Avantages et inconvenients d’un placement assurance vie

placement assurance vie

Affronter sa retraite en toute sérénité, assurer à ses proches des jours heureux en cas de décès ou alors financer ses projets, voilà autant de raisons qui justifient la souscription à une assurance vie. Opter pour cette garantie représente à la fois une solution d’épargne et de constitution d’un patrimoine successoral.
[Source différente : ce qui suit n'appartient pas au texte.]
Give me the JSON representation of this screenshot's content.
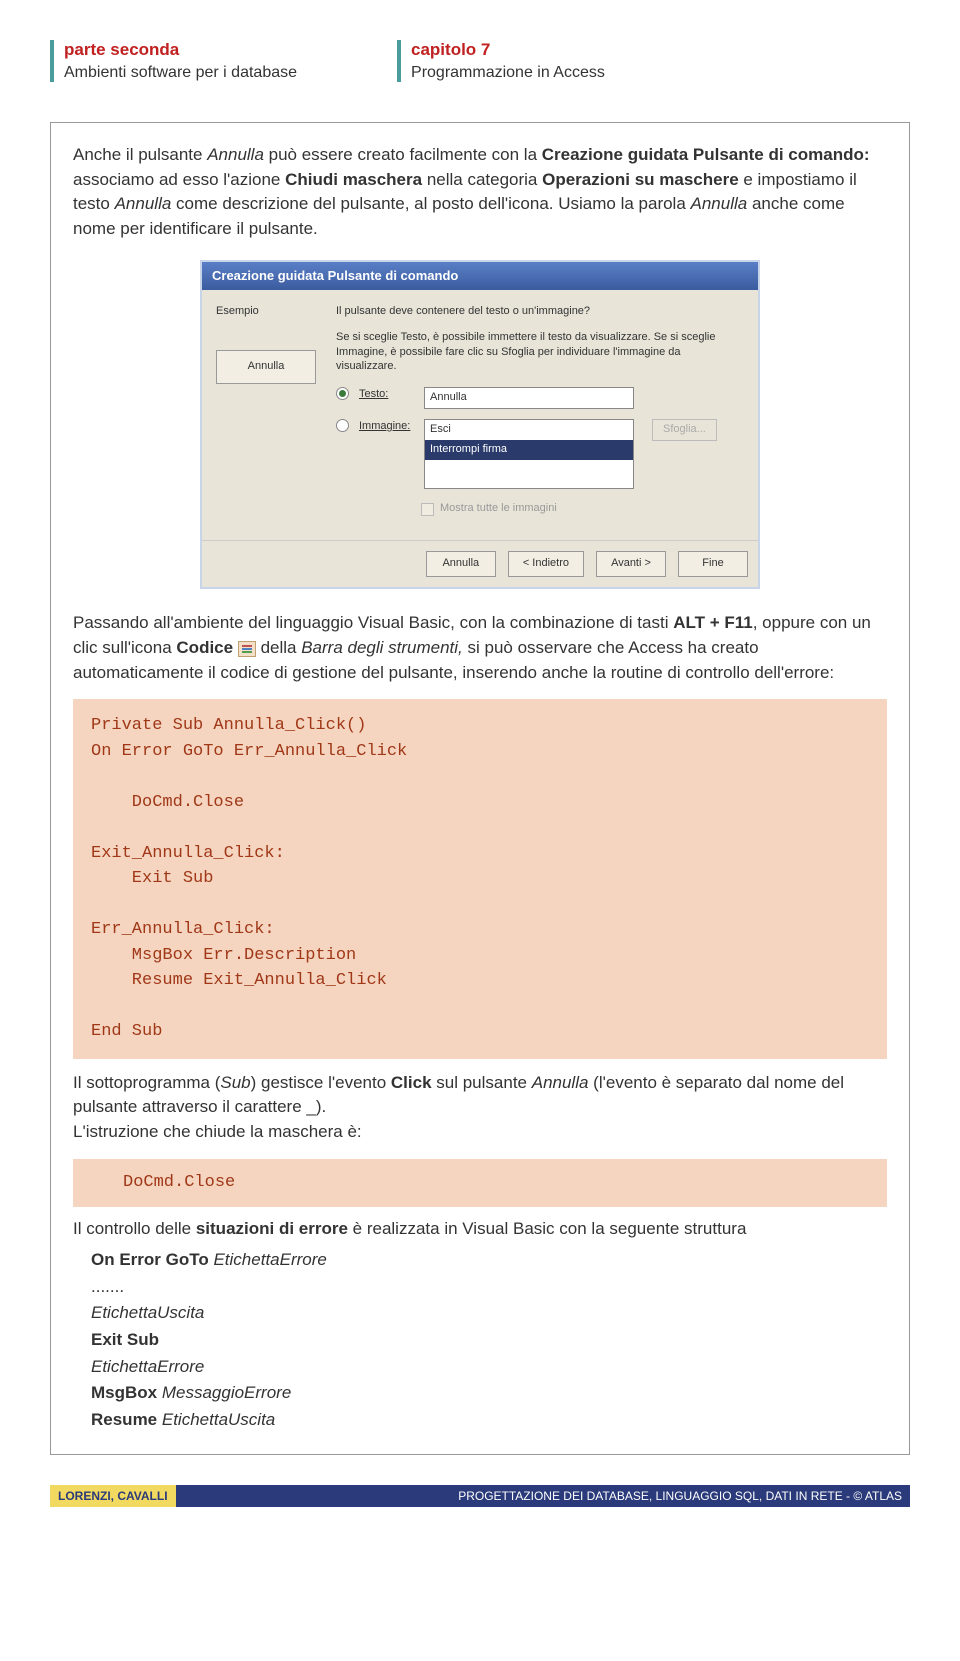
{
  "header": {
    "left_title": "parte seconda",
    "left_sub": "Ambienti software per i database",
    "right_title": "capitolo 7",
    "right_sub": "Programmazione in Access"
  },
  "p1_pre": "Anche il pulsante ",
  "p1_annulla": "Annulla",
  "p1_mid1": " può essere creato facilmente con la ",
  "p1_creazione": "Creazione guidata Pulsante di comando:",
  "p1_mid2": " associamo ad esso l'azione ",
  "p1_chiudi": "Chiudi maschera",
  "p1_mid3": " nella categoria ",
  "p1_operazioni": "Operazioni su maschere",
  "p1_mid4": " e impostiamo il testo ",
  "p1_annulla2": "Annulla",
  "p1_mid5": " come descrizione del pulsante, al posto dell'icona. Usiamo la parola ",
  "p1_annulla3": "Annulla",
  "p1_end": " anche come nome per identificare il pulsante.",
  "wizard": {
    "title": "Creazione guidata Pulsante di comando",
    "example_label": "Esempio",
    "sample_btn": "Annulla",
    "question": "Il pulsante deve contenere del testo o un'immagine?",
    "note": "Se si sceglie Testo, è possibile immettere il testo da visualizzare. Se si sceglie Immagine, è possibile fare clic su Sfoglia per individuare l'immagine da visualizzare.",
    "radio_text": "Testo:",
    "text_value": "Annulla",
    "radio_image": "Immagine:",
    "list_item1": "Esci",
    "list_item2": "Interrompi firma",
    "browse": "Sfoglia...",
    "show_all": "Mostra tutte le immagini",
    "btn_cancel": "Annulla",
    "btn_back": "< Indietro",
    "btn_next": "Avanti >",
    "btn_finish": "Fine"
  },
  "p2_pre": "Passando all'ambiente del linguaggio Visual Basic, con la combinazione di tasti ",
  "p2_alt": "ALT + F11",
  "p2_mid1": ", oppure con un clic sull'icona ",
  "p2_codice": "Codice",
  "p2_mid2": " della ",
  "p2_barra": "Barra degli strumenti,",
  "p2_end": " si può osservare che Access ha creato automaticamente il codice di gestione del pulsante, inserendo anche la routine di controllo dell'errore:",
  "code1": "Private Sub Annulla_Click()\nOn Error GoTo Err_Annulla_Click\n\n    DoCmd.Close\n\nExit_Annulla_Click:\n    Exit Sub\n\nErr_Annulla_Click:\n    MsgBox Err.Description\n    Resume Exit_Annulla_Click\n\nEnd Sub",
  "p3_pre": "Il sottoprogramma (",
  "p3_sub": "Sub",
  "p3_mid1": ") gestisce l'evento ",
  "p3_click": "Click",
  "p3_mid2": " sul pulsante ",
  "p3_annulla": "Annulla",
  "p3_end": " (l'evento è separato dal nome del pulsante attraverso il carattere _).",
  "p3_line2": "L'istruzione che chiude la maschera è:",
  "code2": "DoCmd.Close",
  "p4_pre": "Il controllo delle ",
  "p4_sit": "situazioni di errore",
  "p4_end": " è realizzata in Visual Basic con la seguente struttura",
  "struct": {
    "l1a": "On Error GoTo ",
    "l1b": "EtichettaErrore",
    "l2": ".......",
    "l3": "EtichettaUscita",
    "l4": "Exit Sub",
    "l5": "EtichettaErrore",
    "l6a": "MsgBox ",
    "l6b": "MessaggioErrore",
    "l7a": "Resume ",
    "l7b": "EtichettaUscita"
  },
  "footer": {
    "authors": "LORENZI, CAVALLI",
    "title": "PROGETTAZIONE DEI DATABASE, LINGUAGGIO SQL, DATI IN RETE - © ATLAS"
  }
}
Les avantages d’un placement assurance vie

La particularité d’un contrat d’assurance vie, c’est que le bénéficiaire peut être soit l’assuré soit une ou des personnes tierces, qu’il aura désignées. Au terme de la durée d’épargne, le capital constitué est versé à l’ayant droit, avec à la clé des intérêts conséquents. S’il se choisit comme le bénéficiaire, l’assuré peut donc utiliser cette épargne de son vivant pour financer ses projets ou passer une retraite paisible. Autrement, il s’assure que ses héritiers ne manquent de rien à sa mort. D’ailleurs, la jouissance de ce patrimoine échappe aux procédures notariales liées à la succession.

 
Contrairement aux idées reçues, l’assuré peut en outre choisir de faire des retraits ou carrément d’interrompre son contrat pour jouir de son patrimoine. Dans ce cas de figure, il doit suivre une démarche donnée. Opter pour un produit d’assurance vie fait également profiter d’avantages fiscaux. Les intérêts générés par l’épargne sont hors d’imposition, pendant toute la durée du contrat. Et même en cas de rachat du contrat, ils ne sont imposables que si l’opération est effectuée avant les huit premières années.

Pas que des avantages

Souscrire à une assurance vie comporte aussi des inconvénients liés notamment aux frais de gestion. Ceux-ci sont plutôt élevés et variables en fonction du mode de gestion que vous aurez choisi. Le minimum possible est de 0,36 %. Les frais liés à l’arbitrage sont eux aussi onéreux et peuvent atteindre les 5 % du versement. Par ailleurs, lorsqu’un rachat du contrat intervient avant les huit ans, dans le cadre d’un divorce par exemple, il faudra tenir compte des taxes qui peuvent aller de 11 à 35 %, en fonction de l’ancienneté de la garantie.